While technological improvements have made hearing aids more discreet and better at picking up sound, for boomers, wearing them often evokes images of old age. Smith said that's one of the most common reasons that people delay getting a hearing test.
"There is a very unfortunate stigma that a hearing aid makes you an old person," Smith said.
"But let me tell you what makes you old: Walking around saying: 'huh, what?' "
Even if someone isn't ready for a hearing aid, a hearing test showing even the slightest impairment can help the patient take steps to remedy the condition, said Dr. Michael Branch, an ears, nose and throat specialist with Florida Hospital Fish Memorial in Orange City.
Branch experiences the same symptoms that many of his patients suffer from. The 58-year-old doctor has been a musician since he was a teenager, and exposure to loud concerts resulted in him not being able to hear higher frequencies in one ear.
Early symptoms of hearing loss include the feeling of one's ears being clogged or stopped up, Branch said. The first thing people can do is accept the fact that they are losing their hearing and get tested. The longer people wait the more inclined they are to feel disengaged and have personal relationships suffer, he said.

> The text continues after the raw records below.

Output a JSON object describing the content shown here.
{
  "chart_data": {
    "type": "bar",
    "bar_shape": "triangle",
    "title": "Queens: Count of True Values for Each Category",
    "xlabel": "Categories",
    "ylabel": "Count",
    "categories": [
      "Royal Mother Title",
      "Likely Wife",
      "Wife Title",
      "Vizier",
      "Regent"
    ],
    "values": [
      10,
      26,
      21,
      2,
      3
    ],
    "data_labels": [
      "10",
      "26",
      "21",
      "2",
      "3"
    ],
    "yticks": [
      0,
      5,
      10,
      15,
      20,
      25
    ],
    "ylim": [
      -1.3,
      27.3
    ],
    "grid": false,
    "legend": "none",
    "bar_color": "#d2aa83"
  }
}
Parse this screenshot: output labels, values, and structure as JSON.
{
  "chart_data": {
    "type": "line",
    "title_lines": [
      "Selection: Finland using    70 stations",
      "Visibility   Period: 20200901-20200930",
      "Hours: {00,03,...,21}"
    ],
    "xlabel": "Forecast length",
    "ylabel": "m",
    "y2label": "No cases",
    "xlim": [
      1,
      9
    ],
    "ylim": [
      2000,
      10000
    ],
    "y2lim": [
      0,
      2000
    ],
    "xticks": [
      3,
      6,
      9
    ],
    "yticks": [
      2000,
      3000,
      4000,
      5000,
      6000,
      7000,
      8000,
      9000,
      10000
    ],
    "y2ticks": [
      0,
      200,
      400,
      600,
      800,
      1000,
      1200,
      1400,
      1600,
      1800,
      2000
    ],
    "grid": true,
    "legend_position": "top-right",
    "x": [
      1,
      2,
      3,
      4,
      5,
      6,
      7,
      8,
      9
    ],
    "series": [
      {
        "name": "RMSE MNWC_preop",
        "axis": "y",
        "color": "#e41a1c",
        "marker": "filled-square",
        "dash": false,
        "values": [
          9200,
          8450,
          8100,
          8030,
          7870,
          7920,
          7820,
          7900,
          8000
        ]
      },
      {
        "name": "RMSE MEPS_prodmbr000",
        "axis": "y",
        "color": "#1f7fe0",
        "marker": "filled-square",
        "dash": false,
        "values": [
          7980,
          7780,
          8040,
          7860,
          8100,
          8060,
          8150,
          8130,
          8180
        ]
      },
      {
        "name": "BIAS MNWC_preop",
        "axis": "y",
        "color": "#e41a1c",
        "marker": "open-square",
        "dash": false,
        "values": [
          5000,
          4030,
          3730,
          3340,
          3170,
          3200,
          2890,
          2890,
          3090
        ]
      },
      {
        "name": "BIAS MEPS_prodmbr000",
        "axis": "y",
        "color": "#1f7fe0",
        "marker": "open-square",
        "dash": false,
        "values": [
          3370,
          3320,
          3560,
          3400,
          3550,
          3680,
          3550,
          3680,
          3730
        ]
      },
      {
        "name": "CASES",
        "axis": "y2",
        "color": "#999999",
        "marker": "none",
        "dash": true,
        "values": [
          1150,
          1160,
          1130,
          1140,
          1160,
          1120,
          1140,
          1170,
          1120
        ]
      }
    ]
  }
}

As to whether baby boomers will suffer increased hearing loss due to increased exposure to loud music, Branch pointed to a 2010 study by the University of Wisconsin showing that hearing impairment rates were 31 percent lower in baby boomers than their parents. The study tracked 5,275 adults born between 1902 and 1962. One reason for the lower impairment rates could be stricter OSHA regulations that have lowered noise levels in the workplace.
But more studies are needed to determine whether baby boomers will have higher rates of hearing loss as they get older, Branch cautioned.
"We need more time to see how things will play out," he said. "The number of people experiencing hearing loss is going to be quite high over the next 10 years."
It's never too late, however, to take steps to prevent hearing loss, Branch said. He recommends wearing earplugs at concerts and turning the volume down when using headphones.
"Once your hearing is gone, it's gone," he said. "There is no way to really recover it."
Signs you might need your hearing tested:
You frequently ask others to repeat themselves.
- You have a hard time understanding softer voices such as women or children.
- Family members complain the volume is too loud when you watch TV or listen to music.
- You have trouble hearing on the phone.
- Family members are often annoyed when you misunderstand what they say.